Esses dias vi um post sobre bloquear e cancelar pessoas nos anos 1980. Tratava-se apenas de cortar a cabeça dos desafetos nas fotografias analógicas, reveladas em papel do jeito que saíam, sem as repetições infinitas e os filtros de hoje.
Quem vive em tempos de Instagram não imagina o ritual para uma foto analógica ficar boa. Pudera, era uma oportunidade única, um clique que precisava pegar todos no seu melhor momento, de preferência rindo e de olhos abertos. Claro que era impossível.
Vendo fotografias guardadas em uma caixa de plástico para resistir à umidade, aos cupins e aos anos, constato que tenho um dossiê de fotos horrendas capaz de manchar a reputação de muita gente. Não fosse eu minimamente decente, estaria agora chantageando parentes, colegas, escritores e até algumas autodenominadas figuras públicas.
Ora, figuras públicas. Em vez de dizer que apito toca, a pessoa se apresenta nas redes sociais como “figura pública”. Faz sentido numa época em que o desejo de ser famoso vem antes de se pensar em alguma coisa relevante para alcançar a fama.
Talvez seja só má vontade minha. Ou então não me adaptei à época.
Voltando às fotos analógicas, uma das melhores que encontrei é a de uma festa de casamento, minha família à mesa e os noivos atrás. Meus pais transmitiram aos filhos o DNA de não saber posar, então cada um de nós olha para alguma coisa, qualquer coisa, menos a câmera: o prato, o lado, o chão, o garfo. Meu irmão pequeno, com cara de susto, olha de soslaio – ainda se olha de soslaio? – para o que deve ser a materialização do tinhoso a poucos passos de nós. O noivo saiu de olhos fechados e a noiva, ah, a noiva, a cara fechada e até mesmo irada dela só pode significar que não queria nos convidar. Ou estaria casando obrigada?
Não faço ideia de quem seja aquele casal, mas desejo de coração que tenham sido felizes. A foto não prometia muito.
Outro clássico eram os olhos vermelhos. Às vezes um grupo inteiro saía milagrosamente bem na foto, só que todos com os olhos vermelhos. Tudo porque a luz do flash, ao penetrar no fundo da retina, deixava em evidência os vasinhos sanguíneos das pupilas. Isso eu só fui saber ontem, ao pesquisar sobre o porquê dos olhos vermelhos nas fotos. Todos esses anos achando que fotografias analógicas mostravam nosso lado demoníaco. Decepção.
Decepção também era o sentimento quando a gente buscava as fotos reveladas, o que demorava muito.

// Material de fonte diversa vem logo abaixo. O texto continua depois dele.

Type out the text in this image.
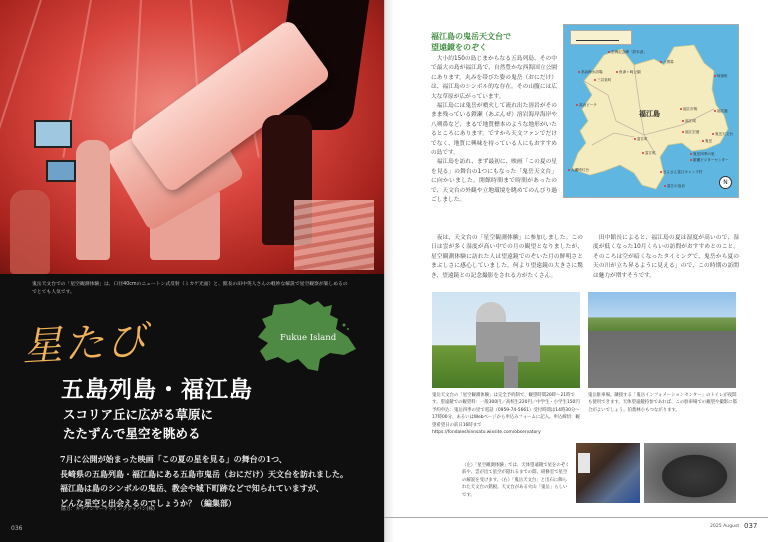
鬼岳天文台での「星空観測体験」は、口径40cmのニュートン式反射（ミカゲ光面）と、館長の田中英人さんの軽妙な解説で星空観察が楽しめるのでとても人気です。
星たび	Fukue Island
五島列島・福江島
スコリア丘に広がる草原に
たたずんで星空を眺める
7月に公開が始まった映画「この夏の星を見る」の舞台の1つ、
長崎県の五島列島・福江島にある五島市鬼岳（おにだけ）天文台を訪れました。
福江島は島のシンボルの鬼岳、教会や城下町跡などで知られていますが、
どんな星空と出会えるのでしょうか？（編集部）
協力：キヤノンマーケティングジャパン(株)
036
福江島の鬼岳天文台で
望遠鏡をのぞく

大小約150の島じまからなる五島列島、その中で最大の島が福江島で、自然豊かな西海国立公園にあります。丸みを帯びた姿の鬼岳（おにだけ）は、福江島のシンボル的な存在。その山腹には広大な草原が広がっています。

福江島には鬼岳が噴火して流れ出た溶岩がそのまま残っている鐙瀬（あぶんぜ）溶岩海岸海岸や八朔鼻など、まるで地質標本のような地形がいたるところにあります。ですから天文ファンでだけでなく、地質に興味を持っている人にもおすすめの島です。

福江島を訪れ、まず最初に、映画「この夏の星を見る」の舞台の1つにもなった「鬼岳天文台」に向かいました。開館時間まで時間があったので、天文台の外観や立地環境を眺めてのんびり過ごしました。

夜は、天文台の「星空観測体験」に参加しました。この日は雲が多く湿度が高い中での月の観望となりましたが、星空観測体験に訪れた人は望遠鏡でのぞいた月の鮮明さとまぶしさに感心していました。何より望遠鏡の大きさに驚き、望遠鏡との記念撮影をされる方がたくさん。

田中館長によると、福江島の夏は湿度が高いので、湿度が低くなった10月くらいの訪問がおすすめとのこと。そのころは空が暗くなったタイミングで、鬼岳から夏の天の川が立ち昇るように見える」ので、この時期の訪問は魅力が増すそうです。

福江島
空海記念碑「辞本涯」
八朔鼻
高浜海水浴場	魚津ヶ崎公園
三井楽町
岐宿町
高浜ビーチ
福江市街	福江港
福江城
福江空港	鬼岳天文台
富江町	鬼岳
富江町	鬼岳四季の里
鐙瀬ビジターセンター
大瀬埼灯台	さんさん富江キャンプ村
富江の溶岩	N
鬼岳天文台の「星空観測体験」は完全予約制で、観望時間20時〜21時です。望遠鏡での観望料：一般300円／高校生220円／中学生・小学生150円　予約申込：鬼岳四季の里で電話（0959-74-5661）受付時間は14時30分〜17時00分、あるいはWebページから申込みフォームに記入。申込締切：観望希望日の前日16時まで　https://fondaleshinnsato.wixsite.com/observatory
鬼岳駐車場。隣接する「鬼岳インフォメーションセンター」のトイレが夜間も使用できます。天体望遠鏡持参であれば、この駐車場での観望や撮影に都合がよいでしょう。伯耆林小もつながります。
（左）「星空観測体験」では、天体望遠鏡で星をのぞく前や、雲が出て星空が隠れるまでの間、研修室で星空の解説を受けます。（右）「鬼岳天文台」と出石に飾られた天文台の銘板。天文台がある火山「鬼岳」らしいです。
2025 August 037
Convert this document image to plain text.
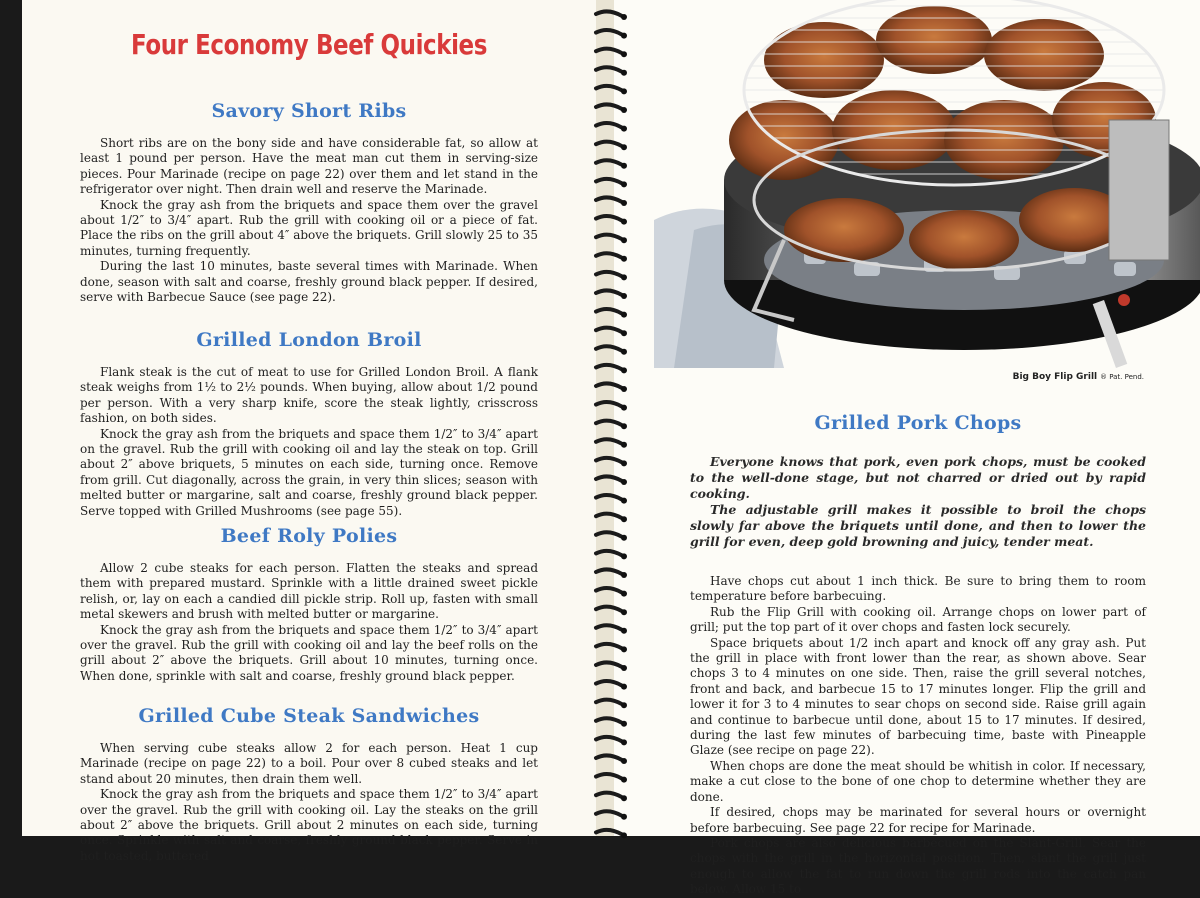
Four Economy Beef Quickies
Savory Short Ribs

Short ribs are on the bony side and have considerable fat, so allow at least 1 pound per person. Have the meat man cut them in serving-size pieces. Pour Marinade (recipe on page 22) over them and let stand in the refrigerator over night. Then drain well and reserve the Marinade.

Knock the gray ash from the briquets and space them over the gravel about 1/2″ to 3/4″ apart. Rub the grill with cooking oil or a piece of fat. Place the ribs on the grill about 4″ above the briquets. Grill slowly 25 to 35 minutes, turning frequently.

During the last 10 minutes, baste several times with Marinade. When done, season with salt and coarse, freshly ground black pepper. If desired, serve with Barbecue Sauce (see page 22).

Grilled London Broil

Flank steak is the cut of meat to use for Grilled London Broil. A flank steak weighs from 1½ to 2½ pounds. When buying, allow about 1/2 pound per person. With a very sharp knife, score the steak lightly, crisscross fashion, on both sides.

Knock the gray ash from the briquets and space them 1/2″ to 3/4″ apart on the gravel. Rub the grill with cooking oil and lay the steak on top. Grill about 2″ above briquets, 5 minutes on each side, turning once. Remove from grill. Cut diagonally, across the grain, in very thin slices; season with melted butter or margarine, salt and coarse, freshly ground black pepper. Serve topped with Grilled Mushrooms (see page 55).

Beef Roly Polies

Allow 2 cube steaks for each person. Flatten the steaks and spread them with prepared mustard. Sprinkle with a little drained sweet pickle relish, or, lay on each a candied dill pickle strip. Roll up, fasten with small metal skewers and brush with melted butter or margarine.

Knock the gray ash from the briquets and space them 1/2″ to 3/4″ apart over the gravel. Rub the grill with cooking oil and lay the beef rolls on the grill about 2″ above the briquets. Grill about 10 minutes, turning once. When done, sprinkle with salt and coarse, freshly ground black pepper.

Grilled Cube Steak Sandwiches

When serving cube steaks allow 2 for each person. Heat 1 cup Marinade (recipe on page 22) to a boil. Pour over 8 cubed steaks and let stand about 20 minutes, then drain them well.

Knock the gray ash from the briquets and space them 1/2″ to 3/4″ apart over the gravel. Rub the grill with cooking oil. Lay the steaks on the grill about 2″ above the briquets. Grill about 2 minutes on each side, turning once. Sprinkle with salt and coarse, freshly ground black pepper. Serve in hot toasted, buttered

Big Boy Flip Grill ® Pat. Pend.
Grilled Pork Chops

Everyone knows that pork, even pork chops, must be cooked to the well-done stage, but not charred or dried out by rapid cooking.

The adjustable grill makes it possible to broil the chops slowly far above the briquets until done, and then to lower the grill for even, deep gold browning and juicy, tender meat.

Have chops cut about 1 inch thick. Be sure to bring them to room temperature before barbecuing.

Rub the Flip Grill with cooking oil. Arrange chops on lower part of grill; put the top part of it over chops and fasten lock securely.

Space briquets about 1/2 inch apart and knock off any gray ash. Put the grill in place with front lower than the rear, as shown above. Sear chops 3 to 4 minutes on one side. Then, raise the grill several notches, front and back, and barbecue 15 to 17 minutes longer. Flip the grill and lower it for 3 to 4 minutes to sear chops on second side. Raise grill again and continue to barbecue until done, about 15 to 17 minutes. If desired, during the last few minutes of barbecuing time, baste with Pineapple Glaze (see recipe on page 22).

When chops are done the meat should be whitish in color. If necessary, make a cut close to the bone of one chop to determine whether they are done.

If desired, chops may be marinated for several hours or overnight before barbecuing. See page 22 for recipe for Marinade.

Pork chops are also delicious barbecued on the Slant-Grill. Sear the chops with the grill in the horizontal position. Then, slant the grill just enough to allow the fat to run down the grill rods into the catch pan below. Allow 15 to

Ninguém aguentava chegar em casa, já ia abrindo o envelope na loja mesmo. Claro que os fotógrafos de talento não passavam por isso, mas para os comuns dos mortais o resultado era: falta de foco, cabeças cortadas, caretas, um que se mexeu na última hora, outro que fez guampinha em alguém – mas isso ainda se faz –, pupilas vermelhas.

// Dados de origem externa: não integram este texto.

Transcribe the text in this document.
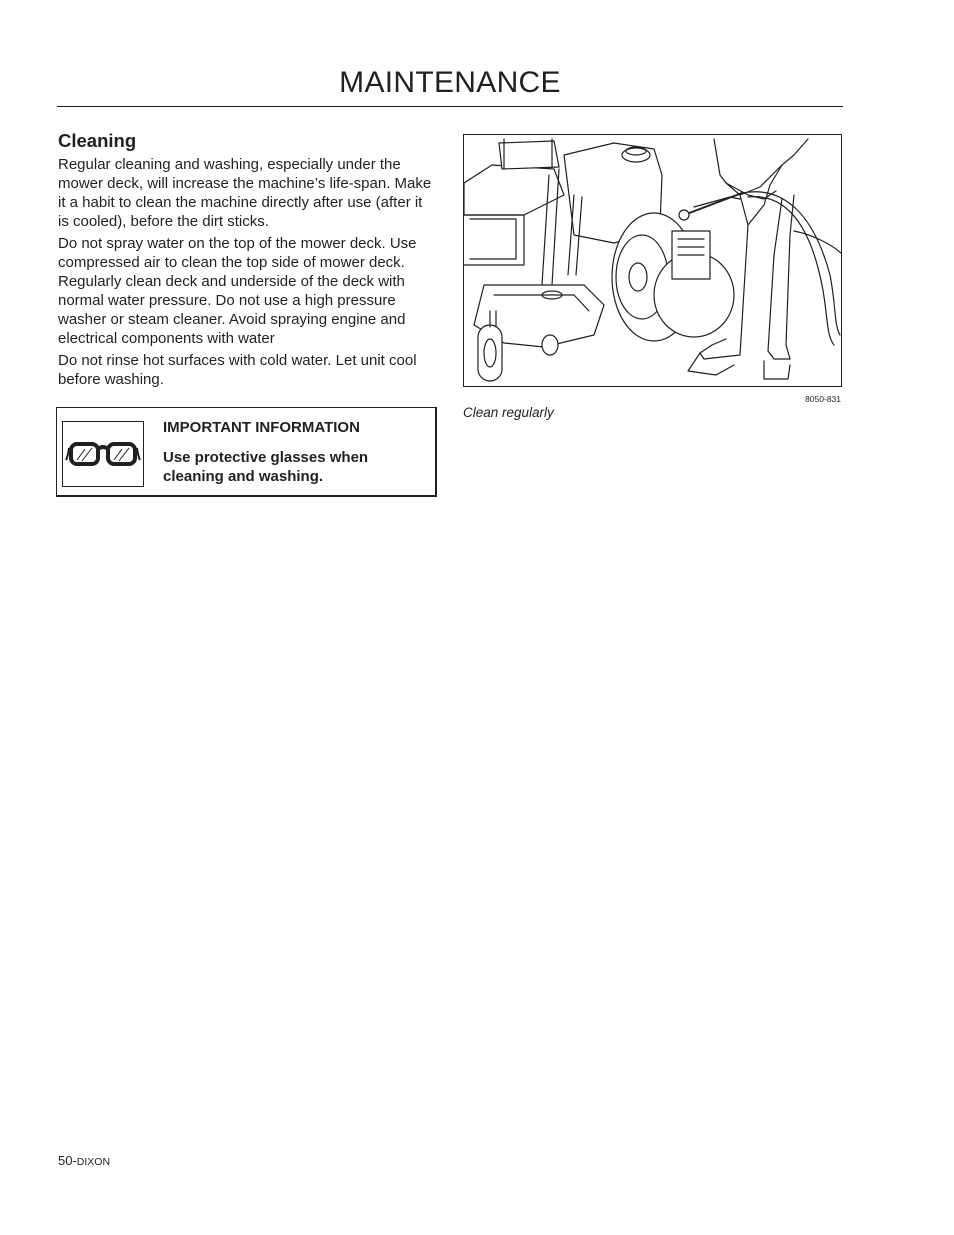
MAINTENANCE
Cleaning

Regular cleaning and washing, especially under the mower deck, will increase the machine’s life-span. Make it a habit to clean the machine directly after use (after it is cooled), before the dirt sticks.

Do not spray water on the top of the mower deck. Use compressed air to clean the top side of mower deck. Regularly clean deck and underside of the deck with normal water pressure. Do not use a high pressure washer or steam cleaner. Avoid spraying engine and electrical components with water

Do not rinse hot surfaces with cold water. Let unit cool before washing.

IMPORTANT INFORMATION

Use protective glasses when cleaning and washing.

8050-831
Clean regularly
50-DIXON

O jeito era comprar outro filme, 135 –100 ASA – 36 poses – colorido, e tentar mais 36 vezes.
Com todos os seus poréns, as fotos reveladas em papel ficavam para sempre. As que tenho, guardadas na caixa de plástico, vêm desde o tempo dos meus avós. Alguns dos fotografados que moram naquela caixa não contam com a minha estima, mas não teria coragem de rasgar a cabeça e cancelá-los das minhas lembranças. Até porque só cancelo os mal-educados e outros desagradáveis que volta e meia me aparecem no mundo digital. No real, também.
Vontade que dá é a de rasgar os tanques, as armas, as crianças machucadas, os prédios no chão, as mães chorando nas fotografias de guerra. Mas seria um devaneio, não um bloqueio. Melhor desenhar um bigode em uma lambisgoia do jardim de infância. Era ela que o Júnior Paulo, o menino de quem eu gostava, amava. Isso e depois seguir visitando o meu passado em sépia.